Le bras de fer se poursuit

Trois semaines après le décès du président Gnassingbé Eyadéma, la crise de succession entraînée par la prise du pouvoir par son fils, Faure Gnassingbé, n’est pas résolue malgré l’annonce de l’organisation d’une élection présidentielle dans le délai constitutionnel de 60 jours.

L’opposition continue de demander l’application absolue de la Constitution et promet de “combattre le coup d’Etat de toutes ses forces”.

La Constitution togolaise prévoyait qu’en cas de décès du chef de l’Etat, le président de l’Assemblée nationale, en l’occurrence Fambaré Natchaba Ouattara, assure une transition de 60 jours pour organiser l’élection présidentielle.

Pour donner un semblant de légitimité à son pouvoir, Faure Gnassingbé et ses alliés (l’armée) ont rapidement révisé la Constitution le 6 février et il a prêté serment le 7. Ce “hold-up” a suscité la colère de l’opposition togolaise et des voisins africains rassemblés au sein de la CEDEAO (Communauté économique des Etats de l’Afrique de l’Ouest) et de l’Union Africaine (UA), actuellement présidée par le chef de l’Etat nigérian Olusegun Obasanjo.

Les pressions diplomatiques – notamment africaines – se sont multipliées sur le nouvel homme fort du Togo avec l’envoi de missions de médiation pour le convaincre de restaurer la légalité constitutionnelle. L’UA et la CEDEAO font planer la menace de sanctions, qui pourraient se traduire notamment par la suspension du Togo de ses instances. Cette menace ne semble cependant pas inquiéter vraiment les barons du régime restés à leur poste. Certes, l’accumulation de sanctions risquerait de handicaper pour un bon moment ce petit pays, particulièrement au niveau économique, mais ni la CEDEAO ni l’UA n’iront a priori jusqu’à l’intervention militaire.

Cédant néanmoins aux pression de la communauté internationale, africaine surtout, Faure Gnassingbé s’est engagé à organiser des présidentielles dans un délai de trois mois tout en conduisant la transition.
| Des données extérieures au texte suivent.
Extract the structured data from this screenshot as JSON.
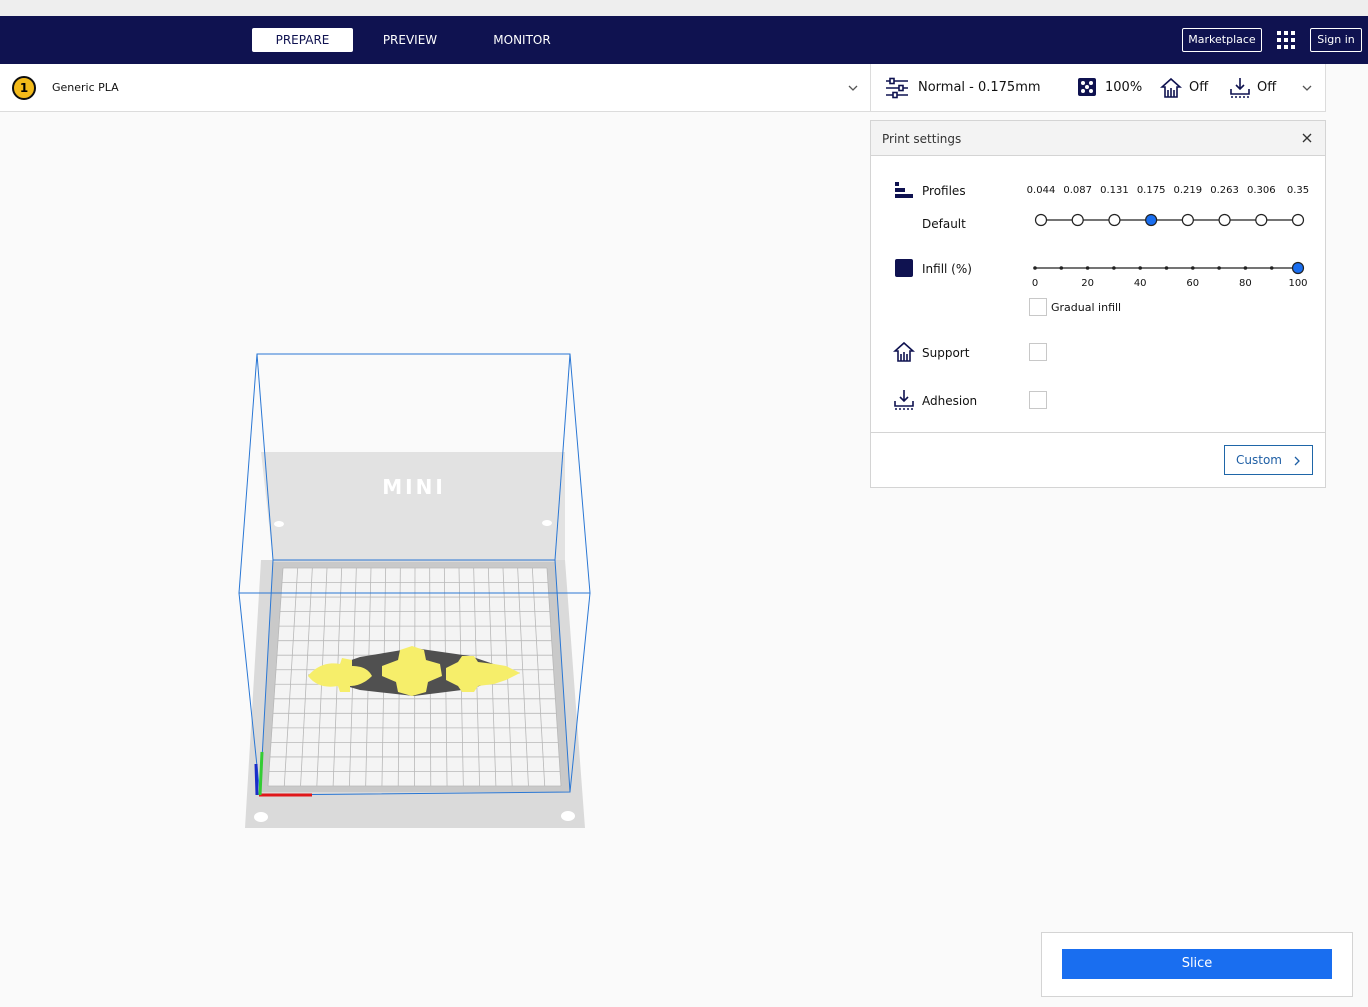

Une formule lui permettant de sauver la face et qui le conforte dans l’idée de pouvoir remporter un tel scrutin.

Une solution rejetée par l’opposition qui reste mobilisée pour un respect absolu de la Constitution et par les instances africaines. Le pouvoir, fragilisé à l’extérieur, cherche maintenant à faire pièce à l’opposition mobilisée à l’intérieur. Aux manifestations de l’opposition répondent des marches de soutien au nouveau pouvoir. Le contentieux risque de s’alourdir entre les deux  pôles, sauf si la médiation de l’Union africaine porte ses fruits. Pour de nombreux analystes, la crise togolaise est aussi un test pour l’UA, qui a succédé à l’Organisation de l’unité africaine (OUA) en 2002 et dont les nouveaux statuts proclament le refus de reconnaître des coups d’Etats parmi ses Etats membres.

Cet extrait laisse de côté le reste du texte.